Weniger überzeugen hingegen sind einige Neudeutungen der Wandmalereien, die in den Begleittexten vorgetragen werden. So interpretiert Coronel Rivera das gesamte Treppenhausgemälde im Nationalpalast als gewaltige Opferschale, als cuauhxicalli, welche das Herz und das Blut aztekischer Menschenopfer aufnahm (197-198). Aus keiner der abgebildeten Vorzeichnungen geht aber die Zentralität eines solchen Motivs hervor; die einem flachen und mittig vertieften Becken ähnelnde Gesamtform der zentralen Westwand ist vielmehr durch die Architektur vorbestimmt. In ihrem Zentrum brachte Rivera auf einem Feigenkaktus, der sich über einem Altar erhebt, in Übergröße den mythologischen mexikanischen Adler an (Detail S. 218). Vor das mit einer Sonnenscheibe geschmückte Antependium hält ein Priester das blutüberströmte Herz eines weisshäutigen Opfers, dessen Präsenz, da nur der Brustkorb und die Bauchregion zu sehen sind, eher heruntergespielt wird. Weder der Zelebrant noch der Getötete stechen aus der allgemeinen Menschenfülle besonders hervor; sie erscheinen wie Zugaben zum zentralen Altar und finden sich nicht auf den abgebildeten Vorstudien. Es handelt sich also um einen ikonographischen Nachtrag, der überdies nicht einmal am Boden der vermeintlichen Schale erscheint.

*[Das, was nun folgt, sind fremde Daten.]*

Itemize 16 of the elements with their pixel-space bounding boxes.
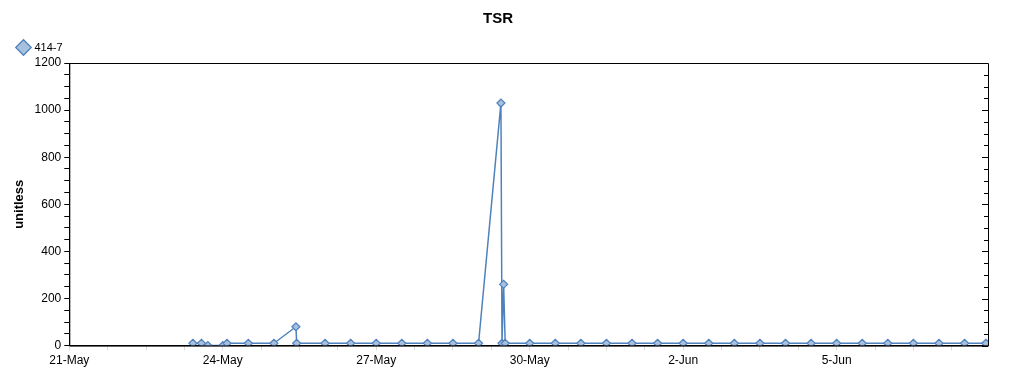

Ähnlich wenig auf Anschauung gestützt erscheint Coronel Riveras Deutung der ersten Wandmalerei des Künstlers, Die Schöpfung (La Creación) im ehemaligen Oberschulen-Amphitheater von San Ildefonso in Mexiko-Stadt, heute Simón-Bolívar-Auditorium als pythagoreische Allegorie (11-19, besonders 16-17). Bereits die Nummerierung des zugehörigen ikonographischen Schemas auf S. 9 erscheint problematisch. Betrachtet man etwa die ganzseitige Abbildung des Kopfes einer Personifikation auf S. 8, so wird sie dort als “Die Kraft (La Fuerza)” gedeutet und auf die Nummer 18 verwiesen. Die Abbildung entspricht aber eindeutig der dortigen Nummer 20, im Diagramm fälschlicherweise “Die Wissenschaft (La Ciencia)” genannt. Entsprechungen zwischen den Nummern im Diagramm und den Benennungen ergeben sich tatsächlich nur, wenn man zu den Nummern 1 bis 20 jeweils 2 Punkte addiert und von den Nummern 21 bis 22 jeweils 20 Punkte abzieht. Weder zur Personifikation der “Kraft” noch zu der der “Wissenschaft” gehört meines Erachtens die auf S. 15 oben abgebildete und dort mit der “Wissenschaft” in Verbindung gebrachte Rötelzeichnung (Privatsammlung, Mexiko), die Rivera neben einer Widmung und seiner Signatur mit der Notiz “Roma 1921” versah. Dies deutet auf eine Entstehung der Zeichnung in der italienischen Hauptstadt hin, die der Maler nachweislich in jenem Jahr besuchte (649), Monate bevor er im November desselben Jahres Einzelheiten der Schöpfung auch nur zu planen begann (12).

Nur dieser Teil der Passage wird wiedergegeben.